Kirana menghela napas. "Sekarang masih belum terlambat, jika kamu ingin mundur dan membatalkan semuanya."
Fachri terbelalak mendengar penuturan Kirana. "Maksud kamu, kamu ingin ninggalin aku gitu?"
"Gak gitu Kak, maksud aku..."
"Na... kenapa kamu jadi begini, aku hanya ingin kamu menunggu sampai aku bisa membuktikan pada semuanya tentang kesalapahaman ini." seru Fachri mulai emosi.
"Kapan Kak, kapan kamu akan menyelesaikannya. Semua orang juga butuh kepastian, Ummi, Daddy, Mama, Papa, dan seluruh keluarga besar kita."
"Tapi tidak dengan cara seperti ini Na..." suara Fachri meninggi membuat para orang tua menoleh ke arah mereka.
Kirana masih tetap tenang menghadapi amarah Fachri.
"Kak, kamu ingat dengan ucapan Daddy kan? Satu minggu sebelum hari H, sekarang hanya tinggal beberapa minggu lagi. Setelah itu..." Kirana menggantung kata-katanya.
Setelah itu apa Na.... apa yang Daddy katakan setelah lewat dari seminggu itu Na?"
Kirana kembali menghela napas panjang.
"Daddy.... Daddy akan mengirim ku kembali ke Swiss."
"Apa?" seru Fachri lagi.
Kirana menganggukan kepalanya.
"Tidak boleh.... aku tidak akan mengijinkan."
"Kenapa tidak boleh?" ucap Kirana menahan senyum.

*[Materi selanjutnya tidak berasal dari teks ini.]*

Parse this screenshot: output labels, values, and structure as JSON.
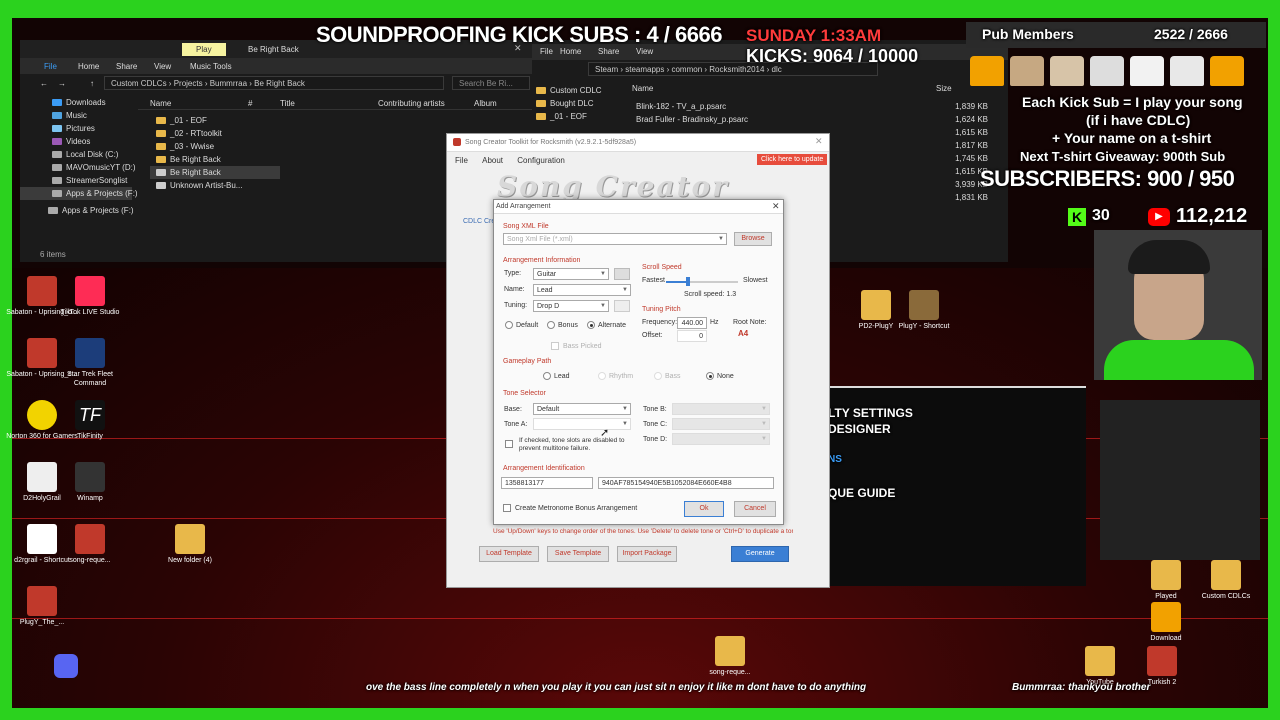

"Sebab jika kamu pergi kesana, maka kamu akan menemukan seseorang disana dan orang itu akan membuatmu jatuh cinta padanya, dan dia nanti nya akan meminta mu untuk menikah dengannya."
Kirana terkekeh....
"Kenapa kamu tertawa, apa ada yang lucu?"
"Kamu..."
"Aku?" Fachri menunjuk dirinya sendiri.
"Iya.... pikiran kamu terlalu jauh Kak."
"Jauh bagaimana, pasti akan seperti itu kejadiannya."
"Ya sudahlah... intinya kamu harus pulang kerumah, kasian Mama dan Papa yang selalu mikirin kamu. Mereka takut kamu kembali seperti dulu."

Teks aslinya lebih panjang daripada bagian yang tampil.